From Liberia, Christina Blama-Hessou said the fellowship strengthened her resolve to improve menstrual health education among adolescent girls.
“My first period was surrounded by fear and misinformation,” she recalled. “I don’t want other girls to go through the same experience.”
She plans to implement a project titled What I Wish Someone Had Told Me, which will provide menstrual health education through schools, parents, health workers and peer support groups.
Her long-term ambition is to establish a women’s wellness centre where girls and women can access reliable reproductive health information and support.
Beyond Awareness
Organisers say the fellowship’s impact will be measured not by the number of certificates awarded but by the community projects implemented in the months ahead.

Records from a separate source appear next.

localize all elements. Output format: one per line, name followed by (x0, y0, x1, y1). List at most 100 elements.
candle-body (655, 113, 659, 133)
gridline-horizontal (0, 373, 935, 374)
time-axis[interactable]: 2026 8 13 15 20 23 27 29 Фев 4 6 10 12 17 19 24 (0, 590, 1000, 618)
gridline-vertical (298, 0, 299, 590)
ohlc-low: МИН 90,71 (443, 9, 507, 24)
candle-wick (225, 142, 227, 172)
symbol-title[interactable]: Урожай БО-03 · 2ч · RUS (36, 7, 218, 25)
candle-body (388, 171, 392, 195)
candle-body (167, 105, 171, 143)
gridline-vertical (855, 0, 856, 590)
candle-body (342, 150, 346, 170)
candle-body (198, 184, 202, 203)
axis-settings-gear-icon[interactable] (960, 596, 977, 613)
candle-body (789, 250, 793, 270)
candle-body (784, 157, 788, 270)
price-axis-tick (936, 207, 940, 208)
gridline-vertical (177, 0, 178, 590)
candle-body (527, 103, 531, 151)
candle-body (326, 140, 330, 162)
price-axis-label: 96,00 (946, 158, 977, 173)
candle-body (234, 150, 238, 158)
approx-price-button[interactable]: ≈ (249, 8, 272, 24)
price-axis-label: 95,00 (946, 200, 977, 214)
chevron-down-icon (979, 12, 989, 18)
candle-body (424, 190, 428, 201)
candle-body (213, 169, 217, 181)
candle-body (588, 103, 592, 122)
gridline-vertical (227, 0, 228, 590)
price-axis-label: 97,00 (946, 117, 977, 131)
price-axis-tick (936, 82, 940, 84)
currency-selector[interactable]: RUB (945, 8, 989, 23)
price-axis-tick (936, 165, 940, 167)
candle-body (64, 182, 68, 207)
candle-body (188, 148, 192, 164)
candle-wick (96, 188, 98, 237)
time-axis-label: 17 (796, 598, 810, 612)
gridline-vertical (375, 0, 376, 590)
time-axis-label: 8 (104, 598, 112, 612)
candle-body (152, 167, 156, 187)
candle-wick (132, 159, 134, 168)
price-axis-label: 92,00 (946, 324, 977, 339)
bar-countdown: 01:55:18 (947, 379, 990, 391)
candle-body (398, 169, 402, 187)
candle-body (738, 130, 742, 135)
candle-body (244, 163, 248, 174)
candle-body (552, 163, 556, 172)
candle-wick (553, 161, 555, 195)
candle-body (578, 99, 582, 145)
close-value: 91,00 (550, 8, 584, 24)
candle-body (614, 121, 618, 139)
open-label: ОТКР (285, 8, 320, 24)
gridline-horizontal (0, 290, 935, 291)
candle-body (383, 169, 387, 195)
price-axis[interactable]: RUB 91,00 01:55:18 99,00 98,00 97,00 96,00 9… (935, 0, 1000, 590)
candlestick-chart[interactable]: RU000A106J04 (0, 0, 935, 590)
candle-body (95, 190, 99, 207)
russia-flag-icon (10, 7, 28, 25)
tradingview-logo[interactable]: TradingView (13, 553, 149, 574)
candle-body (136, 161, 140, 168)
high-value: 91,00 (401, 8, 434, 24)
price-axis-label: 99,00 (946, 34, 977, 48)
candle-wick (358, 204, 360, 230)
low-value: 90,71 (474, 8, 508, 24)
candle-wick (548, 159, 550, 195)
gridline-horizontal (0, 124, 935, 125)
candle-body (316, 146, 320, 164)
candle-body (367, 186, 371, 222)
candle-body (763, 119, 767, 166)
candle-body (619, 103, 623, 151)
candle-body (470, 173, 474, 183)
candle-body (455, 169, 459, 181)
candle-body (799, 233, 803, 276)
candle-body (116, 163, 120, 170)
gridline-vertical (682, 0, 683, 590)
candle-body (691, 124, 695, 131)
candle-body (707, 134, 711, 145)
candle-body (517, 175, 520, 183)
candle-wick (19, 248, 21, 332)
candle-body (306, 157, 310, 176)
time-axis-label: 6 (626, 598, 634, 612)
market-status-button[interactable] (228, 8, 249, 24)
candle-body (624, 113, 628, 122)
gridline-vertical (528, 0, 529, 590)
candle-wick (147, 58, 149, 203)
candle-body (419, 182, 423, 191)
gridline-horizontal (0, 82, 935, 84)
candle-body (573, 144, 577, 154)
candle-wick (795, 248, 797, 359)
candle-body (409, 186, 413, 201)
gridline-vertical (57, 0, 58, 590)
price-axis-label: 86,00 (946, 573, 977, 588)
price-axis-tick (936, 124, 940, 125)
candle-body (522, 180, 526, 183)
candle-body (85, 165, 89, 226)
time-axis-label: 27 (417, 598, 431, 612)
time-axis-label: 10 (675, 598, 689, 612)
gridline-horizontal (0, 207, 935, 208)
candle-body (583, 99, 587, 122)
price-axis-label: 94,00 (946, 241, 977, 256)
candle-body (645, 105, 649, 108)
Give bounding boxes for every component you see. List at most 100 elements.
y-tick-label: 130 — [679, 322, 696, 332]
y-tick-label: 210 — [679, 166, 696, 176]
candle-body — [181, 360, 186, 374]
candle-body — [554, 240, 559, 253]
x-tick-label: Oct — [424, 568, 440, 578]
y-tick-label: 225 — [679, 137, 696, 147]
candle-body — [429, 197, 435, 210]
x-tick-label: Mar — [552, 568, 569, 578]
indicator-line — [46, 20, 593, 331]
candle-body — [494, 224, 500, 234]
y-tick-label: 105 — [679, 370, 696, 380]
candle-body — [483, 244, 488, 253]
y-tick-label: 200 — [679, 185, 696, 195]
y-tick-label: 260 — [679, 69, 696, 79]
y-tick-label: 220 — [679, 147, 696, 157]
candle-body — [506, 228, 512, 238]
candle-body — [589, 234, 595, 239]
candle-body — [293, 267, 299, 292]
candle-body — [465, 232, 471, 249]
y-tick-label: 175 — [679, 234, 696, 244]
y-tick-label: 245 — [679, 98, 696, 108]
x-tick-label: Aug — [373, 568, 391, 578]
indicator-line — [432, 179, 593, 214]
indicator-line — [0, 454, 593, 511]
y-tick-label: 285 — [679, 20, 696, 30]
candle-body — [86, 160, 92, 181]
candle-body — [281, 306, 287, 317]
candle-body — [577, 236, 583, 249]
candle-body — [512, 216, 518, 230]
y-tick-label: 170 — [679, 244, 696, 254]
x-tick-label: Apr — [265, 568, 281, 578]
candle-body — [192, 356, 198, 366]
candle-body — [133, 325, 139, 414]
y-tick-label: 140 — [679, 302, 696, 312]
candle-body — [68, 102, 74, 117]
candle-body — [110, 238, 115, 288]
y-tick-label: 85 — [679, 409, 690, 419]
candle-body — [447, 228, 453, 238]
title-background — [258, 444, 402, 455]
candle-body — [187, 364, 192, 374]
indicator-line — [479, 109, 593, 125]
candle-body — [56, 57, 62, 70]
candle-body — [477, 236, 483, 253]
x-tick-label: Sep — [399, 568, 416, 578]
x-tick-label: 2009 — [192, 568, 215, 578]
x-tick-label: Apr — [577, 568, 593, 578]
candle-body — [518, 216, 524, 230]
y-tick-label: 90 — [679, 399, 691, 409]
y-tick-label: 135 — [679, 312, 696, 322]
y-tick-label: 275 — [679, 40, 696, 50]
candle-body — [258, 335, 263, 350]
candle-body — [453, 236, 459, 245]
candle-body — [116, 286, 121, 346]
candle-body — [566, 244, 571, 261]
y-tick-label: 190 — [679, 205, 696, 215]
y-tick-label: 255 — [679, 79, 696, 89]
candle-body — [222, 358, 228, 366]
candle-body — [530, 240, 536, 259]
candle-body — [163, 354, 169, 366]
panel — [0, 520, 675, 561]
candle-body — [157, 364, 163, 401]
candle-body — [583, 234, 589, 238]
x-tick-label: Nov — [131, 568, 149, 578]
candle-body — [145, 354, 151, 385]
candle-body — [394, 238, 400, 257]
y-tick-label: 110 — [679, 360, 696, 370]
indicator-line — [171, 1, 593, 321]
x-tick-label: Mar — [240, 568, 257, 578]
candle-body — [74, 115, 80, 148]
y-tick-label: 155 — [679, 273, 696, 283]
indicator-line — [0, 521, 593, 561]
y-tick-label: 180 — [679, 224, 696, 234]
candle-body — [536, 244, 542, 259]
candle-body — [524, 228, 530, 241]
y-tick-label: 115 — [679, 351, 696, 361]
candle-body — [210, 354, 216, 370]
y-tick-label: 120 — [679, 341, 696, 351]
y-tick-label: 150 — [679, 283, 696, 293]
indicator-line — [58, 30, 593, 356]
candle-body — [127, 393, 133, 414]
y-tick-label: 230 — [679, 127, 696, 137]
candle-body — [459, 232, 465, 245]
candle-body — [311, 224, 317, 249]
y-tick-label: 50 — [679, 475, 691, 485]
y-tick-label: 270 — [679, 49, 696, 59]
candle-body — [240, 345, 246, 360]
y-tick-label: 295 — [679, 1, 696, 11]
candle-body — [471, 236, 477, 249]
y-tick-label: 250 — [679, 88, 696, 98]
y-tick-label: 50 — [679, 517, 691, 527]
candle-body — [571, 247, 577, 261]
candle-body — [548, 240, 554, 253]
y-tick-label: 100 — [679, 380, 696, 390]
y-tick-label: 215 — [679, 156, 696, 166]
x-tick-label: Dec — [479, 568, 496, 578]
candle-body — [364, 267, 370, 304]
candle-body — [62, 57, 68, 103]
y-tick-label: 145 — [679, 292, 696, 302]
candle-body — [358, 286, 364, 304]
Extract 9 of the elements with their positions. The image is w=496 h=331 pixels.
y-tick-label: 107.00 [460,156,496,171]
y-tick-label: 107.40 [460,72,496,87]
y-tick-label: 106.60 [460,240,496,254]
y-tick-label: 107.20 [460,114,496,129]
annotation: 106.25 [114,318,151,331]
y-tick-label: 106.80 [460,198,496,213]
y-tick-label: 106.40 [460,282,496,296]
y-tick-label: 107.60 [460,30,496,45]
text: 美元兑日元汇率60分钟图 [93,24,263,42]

The graduates are expected to establish menstrual health clubs, organise school outreaches, engage parents and community leaders, distribute reusable sanitary products and promote conversations aimed at reducing stigma surrounding menstruation.
As they return to communities across West Africa, the fellows face the challenge of translating six weeks of training into lasting change, ensuring that fewer girls miss school, suffer discrimination or lack access to accurate menstrual health information simply because of their periods.
If sustained, the initiative could contribute to growing grassroots efforts across the region to improve menstrual health awareness while expanding opportunities for girls to remain in school and participate fully in community life.